Integration ist anspruchsvoll und anstrengend. Sie stellt Anforderungen an alle - an diejenigen, die hier sind, wie auch an diejenigen, die kommen -, sie stellt aber auch Anforderungen an den Staat. Eine vielfältige Gesellschaft muss staatliche Institutionen haben, die sich auch Respekt verschaffen. Integration beruht eben auf gegenseitiger Wertschätzung und individueller Entfaltung. Willkommenskultur heißt: Wir wollen integrierte, stolze Menschen, die nach Deutschland einwandern, keine zwangsassimilierten, ängstlichen Integrationssimulanten.

Wer zu uns gehören will, wird nun bessere Möglichkeiten haben, einen eigenen Beitrag für die Gesellschaft zu leisten. Dieses Gesetz signalisiert: Leistung lohnt sich. Wer mitmacht, gewinnt, und zwar Anerkennung, Wohlstand und Freiheit und nach einer gewissen Zeit hoffentlich auch staatsbürgerliche Rechte und Pflichten.

Wir haben mit diesem Gesetz den Weg freigemacht, einen großen Schritt vorwärts zu kommen für die zukünftige Gesellschaft unseres Landes - ein Deutschland, das regulierte Einwanderung vereinfacht, Chancen unabhängig von Menschen und Herkunft bietet und nicht Menschen von hier gegen Asylbewerber ausspielt. Das Integrationsgesetz ist solidarisch, aber es ist auch pragmatisch. Es ist das gute Ende unserer Verständigung in der Koalition, aber erst der Anfang einer wirklich tiefgreifenden Veränderung in unserer Gesellschaft. Es ist ein guter Baustein, aber es wird weitergehen.

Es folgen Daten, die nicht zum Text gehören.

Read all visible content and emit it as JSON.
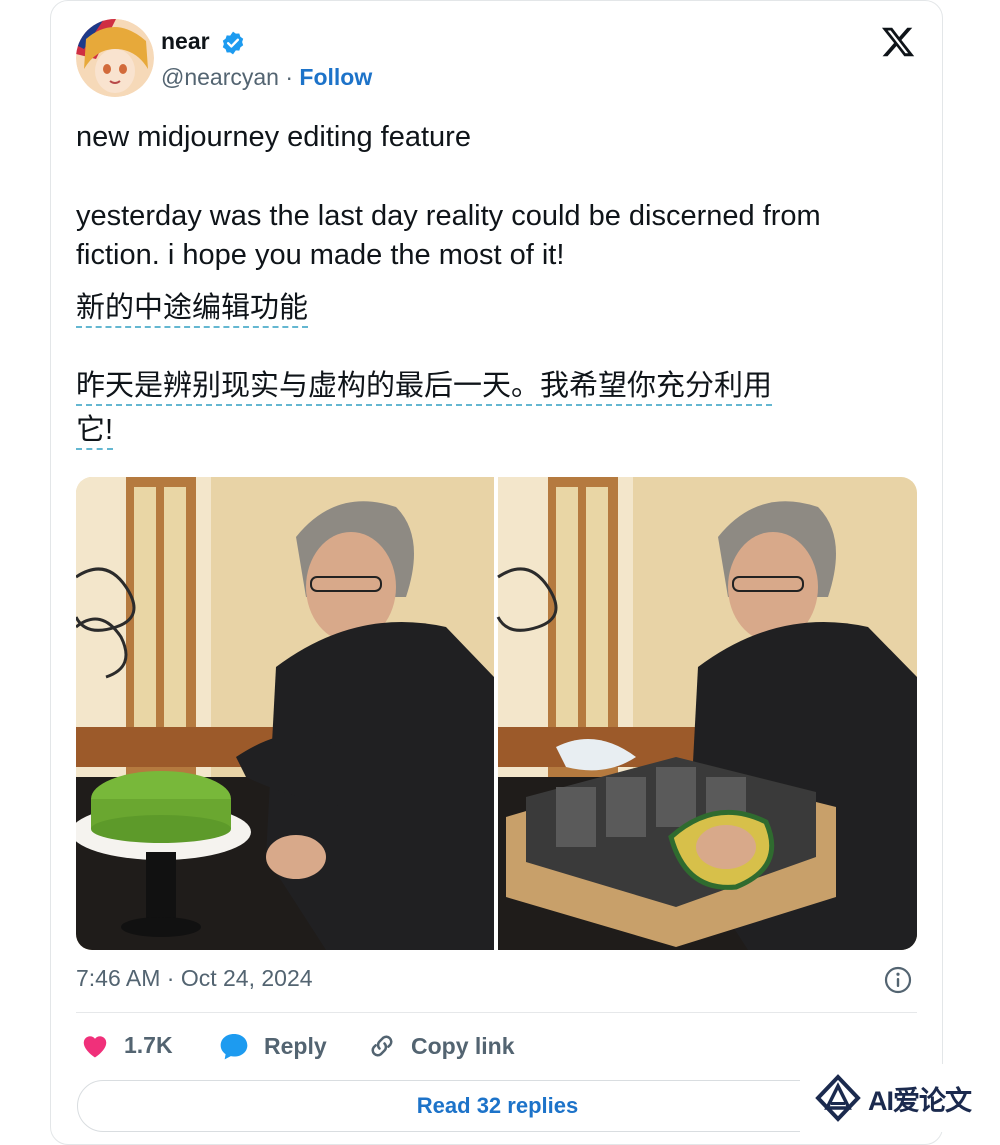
{
  "tweet": {
    "name": "near",
    "handle": "@nearcyan",
    "separator": "·",
    "follow_label": "Follow",
    "text_line1": "new midjourney editing feature",
    "text_line2": "yesterday was the last day reality could be discerned from",
    "text_line3": "fiction. i hope you made the most of it!",
    "translation_line1": "新的中途编辑功能",
    "translation_line2": "昨天是辨别现实与虚构的最后一天。我希望你充分利用",
    "translation_line3": "它!",
    "timestamp": "7:46 AM · Oct 24, 2024"
  },
  "actions": {
    "likes": "1.7K",
    "reply_label": "Reply",
    "copy_link_label": "Copy link",
    "read_replies_label": "Read 32 replies"
  },
  "watermark": {
    "text": "AI爱论文"
  },
  "icons": [
    "x-logo-icon",
    "verified-badge-icon",
    "info-icon",
    "heart-icon",
    "reply-icon",
    "link-icon"
  ],
  "colors": {
    "accent": "#1d73c9",
    "heart": "#f0307a",
    "reply": "#1d9bf0",
    "verified": "#1d9bf0"
  }
}
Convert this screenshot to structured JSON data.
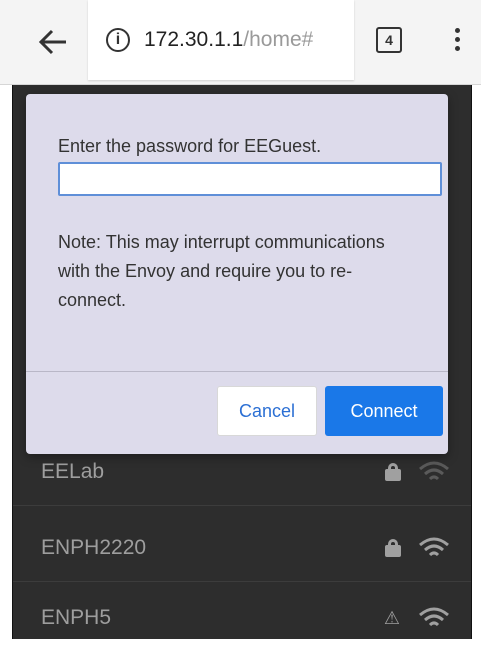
{
  "browser": {
    "url_host": "172.30.1.1",
    "url_path": "/home#",
    "tab_count": "4",
    "icons": {
      "back": "back-arrow-icon",
      "info": "info-icon",
      "menu": "more-vert-icon"
    }
  },
  "dialog": {
    "prompt": "Enter the password for EEGuest.",
    "password_value": "",
    "note": "Note: This may interrupt communications with the Envoy and require you to re-connect.",
    "cancel_label": "Cancel",
    "connect_label": "Connect"
  },
  "networks": [
    {
      "name": "EELab",
      "status_icon": "lock-icon",
      "signal_icon": "wifi-icon"
    },
    {
      "name": "ENPH2220",
      "status_icon": "lock-icon",
      "signal_icon": "wifi-icon"
    },
    {
      "name": "ENPH5",
      "status_icon": "warning-icon",
      "status_glyph": "⚠",
      "signal_icon": "wifi-icon"
    }
  ],
  "colors": {
    "dialog_bg": "#dddbeb",
    "page_bg": "#2d2d2d",
    "primary": "#1a78e8",
    "link": "#2b6fd4"
  }
}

Gestatten Sie mir deshalb eine Bemerkung auch über die Ergebnisse gestern hinaus. Als SPD-Vorsitzender bin ich sicher: In ein paar Jahren wird dieses Gesetz rückblickend als der erste große Schritt hin zu einem modernen Einwanderungsgesetz gelten. Das steht zwar heute nicht auf der Agenda, aber es bleibt aus unserer Sicht notwendig, um Einwanderung besser zu steuern, zu ordnen und Integration zu fördern. Damit ist ja eine Debatte längst im Gange. Es geht letztlich nicht um die Frage, wie wir den Titel wählen und wann wir das alles zusammenführen, aber dass wir steuern, ordnen und integrieren müssen, das ist, glaube ich, allen klar. Ich glaube, dass wir gestern einen großen Schritt vorangekommen sind.

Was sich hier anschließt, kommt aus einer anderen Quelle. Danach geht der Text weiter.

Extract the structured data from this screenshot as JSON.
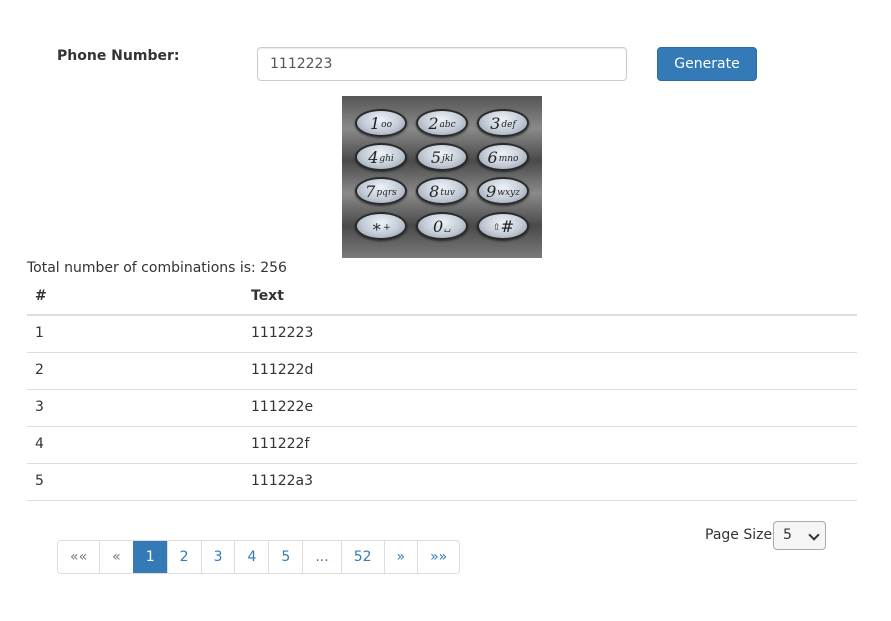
{
  "form": {
    "phone_label": "Phone Number:",
    "phone_value": "1112223",
    "generate_label": "Generate"
  },
  "keypad": {
    "keys": [
      {
        "num": "1",
        "letters": "‘‘"
      },
      {
        "num": "2",
        "letters": "abc"
      },
      {
        "num": "3",
        "letters": "def"
      },
      {
        "num": "4",
        "letters": "ghi"
      },
      {
        "num": "5",
        "letters": "jkl"
      },
      {
        "num": "6",
        "letters": "mno"
      },
      {
        "num": "7",
        "letters": "pqrs"
      },
      {
        "num": "8",
        "letters": "tuv"
      },
      {
        "num": "9",
        "letters": "wxyz"
      },
      {
        "num": "∗",
        "letters": "+"
      },
      {
        "num": "0",
        "letters": "␣"
      },
      {
        "num": "#",
        "letters": "⇧"
      }
    ]
  },
  "results": {
    "total_text": "Total number of combinations is: 256",
    "columns": [
      "#",
      "Text"
    ],
    "rows": [
      {
        "index": "1",
        "text": "1112223"
      },
      {
        "index": "2",
        "text": "111222d"
      },
      {
        "index": "3",
        "text": "111222e"
      },
      {
        "index": "4",
        "text": "111222f"
      },
      {
        "index": "5",
        "text": "11122a3"
      }
    ]
  },
  "pagination": {
    "first": "««",
    "prev": "«",
    "pages": [
      "1",
      "2",
      "3",
      "4",
      "5"
    ],
    "ellipsis": "...",
    "last_page": "52",
    "next": "»",
    "last": "»»",
    "active_page": "1"
  },
  "page_size": {
    "label": "Page Size",
    "value": "5"
  },
  "colors": {
    "primary": "#337ab7",
    "border": "#dddddd"
  }
}
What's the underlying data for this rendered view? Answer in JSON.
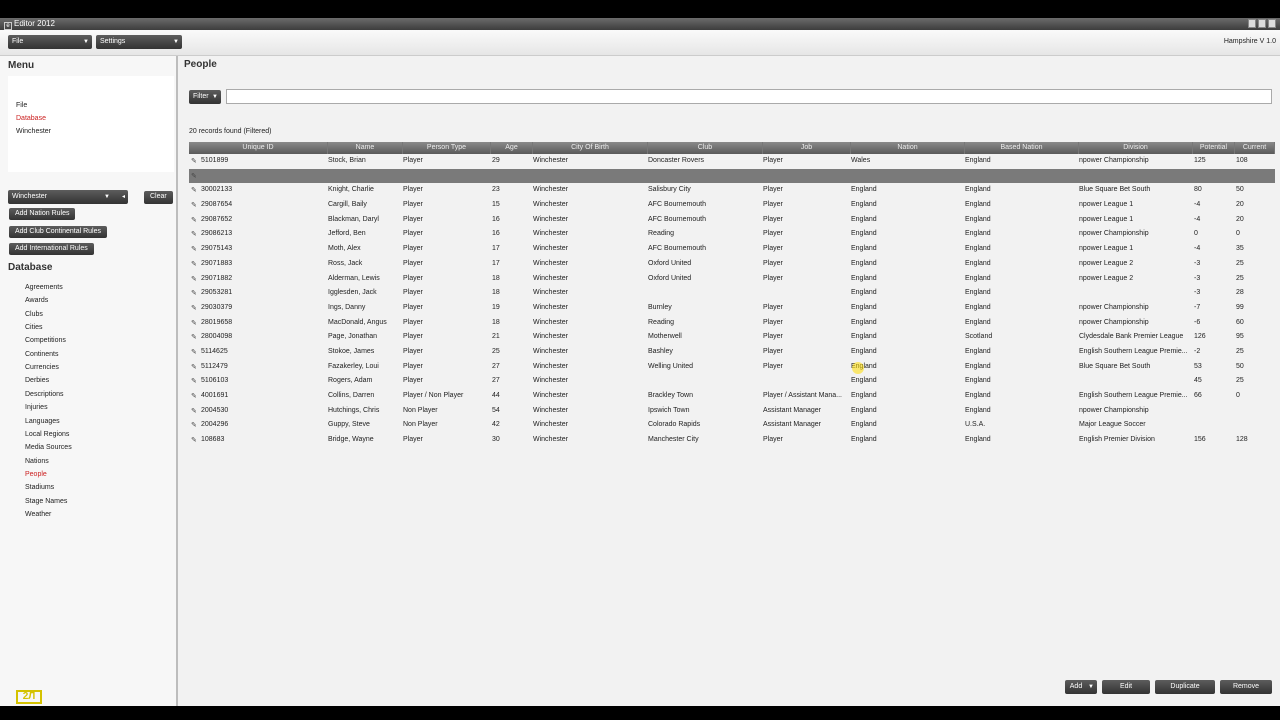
{
  "window": {
    "title": "Editor 2012"
  },
  "topbar": {
    "file_label": "File",
    "settings_label": "Settings",
    "version": "Hampshire V 1.0"
  },
  "sidebar": {
    "menu_title": "Menu",
    "menu_items": [
      "File",
      "Database",
      "Winchester"
    ],
    "filter_select_value": "Winchester",
    "clear_label": "Clear",
    "rule_buttons": [
      "Add Nation Rules",
      "Add Club Continental Rules",
      "Add International Rules"
    ],
    "database_title": "Database",
    "database_items": [
      "Agreements",
      "Awards",
      "Clubs",
      "Cities",
      "Competitions",
      "Continents",
      "Currencies",
      "Derbies",
      "Descriptions",
      "Injuries",
      "Languages",
      "Local Regions",
      "Media Sources",
      "Nations",
      "People",
      "Stadiums",
      "Stage Names",
      "Weather"
    ],
    "logo_text": "2Л"
  },
  "main": {
    "title": "People",
    "filter_label": "Filter",
    "filter_value": "",
    "records_found": "20 records found (Filtered)",
    "columns": [
      "Unique ID",
      "Name",
      "Person Type",
      "Age",
      "City Of Birth",
      "Club",
      "Job",
      "Nation",
      "Based Nation",
      "Division",
      "Potential",
      "Current"
    ],
    "rows": [
      [
        "5101899",
        "Stock, Brian",
        "Player",
        "29",
        "Winchester",
        "Doncaster Rovers",
        "Player",
        "Wales",
        "England",
        "npower Championship",
        "125",
        "108"
      ],
      [
        "",
        "",
        "",
        "",
        "",
        "",
        "",
        "",
        "",
        "",
        "",
        ""
      ],
      [
        "30002133",
        "Knight, Charlie",
        "Player",
        "23",
        "Winchester",
        "Salisbury City",
        "Player",
        "England",
        "England",
        "Blue Square Bet South",
        "80",
        "50"
      ],
      [
        "29087654",
        "Cargill, Baily",
        "Player",
        "15",
        "Winchester",
        "AFC Bournemouth",
        "Player",
        "England",
        "England",
        "npower League 1",
        "-4",
        "20"
      ],
      [
        "29087652",
        "Blackman, Daryl",
        "Player",
        "16",
        "Winchester",
        "AFC Bournemouth",
        "Player",
        "England",
        "England",
        "npower League 1",
        "-4",
        "20"
      ],
      [
        "29086213",
        "Jefford, Ben",
        "Player",
        "16",
        "Winchester",
        "Reading",
        "Player",
        "England",
        "England",
        "npower Championship",
        "0",
        "0"
      ],
      [
        "29075143",
        "Moth, Alex",
        "Player",
        "17",
        "Winchester",
        "AFC Bournemouth",
        "Player",
        "England",
        "England",
        "npower League 1",
        "-4",
        "35"
      ],
      [
        "29071883",
        "Ross, Jack",
        "Player",
        "17",
        "Winchester",
        "Oxford United",
        "Player",
        "England",
        "England",
        "npower League 2",
        "-3",
        "25"
      ],
      [
        "29071882",
        "Alderman, Lewis",
        "Player",
        "18",
        "Winchester",
        "Oxford United",
        "Player",
        "England",
        "England",
        "npower League 2",
        "-3",
        "25"
      ],
      [
        "29053281",
        "Igglesden, Jack",
        "Player",
        "18",
        "Winchester",
        "",
        "",
        "England",
        "England",
        "",
        "-3",
        "28"
      ],
      [
        "29030379",
        "Ings, Danny",
        "Player",
        "19",
        "Winchester",
        "Burnley",
        "Player",
        "England",
        "England",
        "npower Championship",
        "-7",
        "99"
      ],
      [
        "28019658",
        "MacDonald, Angus",
        "Player",
        "18",
        "Winchester",
        "Reading",
        "Player",
        "England",
        "England",
        "npower Championship",
        "-6",
        "60"
      ],
      [
        "28004098",
        "Page, Jonathan",
        "Player",
        "21",
        "Winchester",
        "Motherwell",
        "Player",
        "England",
        "Scotland",
        "Clydesdale Bank Premier League",
        "126",
        "95"
      ],
      [
        "5114625",
        "Stokoe, James",
        "Player",
        "25",
        "Winchester",
        "Bashley",
        "Player",
        "England",
        "England",
        "English Southern League Premie...",
        "-2",
        "25"
      ],
      [
        "5112479",
        "Fazakerley, Loui",
        "Player",
        "27",
        "Winchester",
        "Welling United",
        "Player",
        "England",
        "England",
        "Blue Square Bet South",
        "53",
        "50"
      ],
      [
        "5106103",
        "Rogers, Adam",
        "Player",
        "27",
        "Winchester",
        "",
        "",
        "England",
        "England",
        "",
        "45",
        "25"
      ],
      [
        "4001691",
        "Collins, Darren",
        "Player / Non Player",
        "44",
        "Winchester",
        "Brackley Town",
        "Player / Assistant Mana...",
        "England",
        "England",
        "English Southern League Premie...",
        "66",
        "0"
      ],
      [
        "2004530",
        "Hutchings, Chris",
        "Non Player",
        "54",
        "Winchester",
        "Ipswich Town",
        "Assistant Manager",
        "England",
        "England",
        "npower Championship",
        "",
        ""
      ],
      [
        "2004296",
        "Guppy, Steve",
        "Non Player",
        "42",
        "Winchester",
        "Colorado Rapids",
        "Assistant Manager",
        "England",
        "U.S.A.",
        "Major League Soccer",
        "",
        ""
      ],
      [
        "108683",
        "Bridge, Wayne",
        "Player",
        "30",
        "Winchester",
        "Manchester City",
        "Player",
        "England",
        "England",
        "English Premier Division",
        "156",
        "128"
      ]
    ],
    "buttons": [
      "Add",
      "Edit",
      "Duplicate",
      "Remove"
    ]
  },
  "colors": {
    "accent_red": "#cc2222",
    "button_dark": "#333333",
    "header_grey": "#6a6a6a"
  }
}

Ich danke ausdrücklich auch Bundesfinanzminister Wolfgang Schäuble, der heute nicht da ist, der die finanziellen Voraussetzungen für dieses Gesetz schon vor Ostern mitgeschaffen hat. Es gibt im Bundeshaushalt 2017 deutlich mehr Mittel für Kitaausbau, Sprachförderung, Integrationskurse, Ausbildungsförderung, Arbeitsmarktpolitik, sozialen Wohnungsbau. Am kommenden Donnerstag werden wir mit den Ländern beraten, wie wir - Bund, Länder und Kommunen - diese gesamtstaatliche Aufgabe gemeinsam schultern. Mit dem Integrationsgesetz schaffen wir dafür die rechtlichen Voraussetzungen.

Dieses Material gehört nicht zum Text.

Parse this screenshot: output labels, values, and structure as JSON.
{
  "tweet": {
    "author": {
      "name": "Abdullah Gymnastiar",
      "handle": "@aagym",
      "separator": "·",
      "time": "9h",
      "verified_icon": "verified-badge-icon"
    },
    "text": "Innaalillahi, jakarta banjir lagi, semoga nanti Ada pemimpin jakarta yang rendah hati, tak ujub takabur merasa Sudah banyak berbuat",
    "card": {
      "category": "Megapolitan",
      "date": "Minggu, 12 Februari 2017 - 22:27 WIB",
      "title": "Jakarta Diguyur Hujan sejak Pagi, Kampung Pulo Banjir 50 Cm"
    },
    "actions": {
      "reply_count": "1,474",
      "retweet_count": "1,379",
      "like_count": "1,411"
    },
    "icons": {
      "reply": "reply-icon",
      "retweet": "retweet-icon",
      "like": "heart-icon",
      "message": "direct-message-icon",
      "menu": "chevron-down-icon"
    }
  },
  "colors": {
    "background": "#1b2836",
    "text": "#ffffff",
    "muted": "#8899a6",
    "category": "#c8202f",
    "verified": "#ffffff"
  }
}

Man kann zusammenfassend sagen: Wir haben mit dem, was wir gestern beschlossen haben, für die Migranten viel erreicht und für unsere Gesellschaft viel gewonnen.

Die Koalition hat außerdem bekräftigt, dass der Koalitionsvertrag natürlich weiterhin gilt und dass wir die verabredeten Projekte umsetzen werden. Der von Andrea Nahles innerhalb der Koalition mit den Arbeitgebern und Arbeitnehmern ausgehandelte Gesetzentwurf zur Bekämpfung des Missbrauchs von Werksverträgen und zur Regulierung von Leih- und Zeitarbeit geht unverändert in die Ressortabstimmung. Aber natürlich gibt es eine Reihe offener Fragen, die wir jetzt miteinander in dem Prozess bis zum nächsten Koalitionsausschuss beraten wollen, um dann eine endgültige Entscheidung zu treffen.

Sie wissen, dass für die SPD dieser Gesetzentwurf von besonderer Bedeutung ist. Nach Abschluss des Koalitionsvertrags habe ich auf der Pressekonferenz gesagt: „Das ist ein Vertrag der Großen Koalition mit Politik für die kleinen Leute.“ Diejenigen, die in Deutschland hart arbeiten, müssen anständig behandelt werden. Anstand, Fairness und Chancen sind die Leitlinien der Politik, auch des Koalitionsvertrags und aller ihn tragenden Parteien. Mit diesem Gesetzentwurf wollen wir in einem bestimmten Segment der Arbeit ihren Wert zurückgeben. Es geht um den Wert der Arbeit. Wir wollen damit der fatalen Entwicklung begegnen, dass Arbeit in einigen Bereichen immer weniger wert ist. Leistung muss Sicherheit und faire Löhne bei der Arbeit und bei der Rente schaffen.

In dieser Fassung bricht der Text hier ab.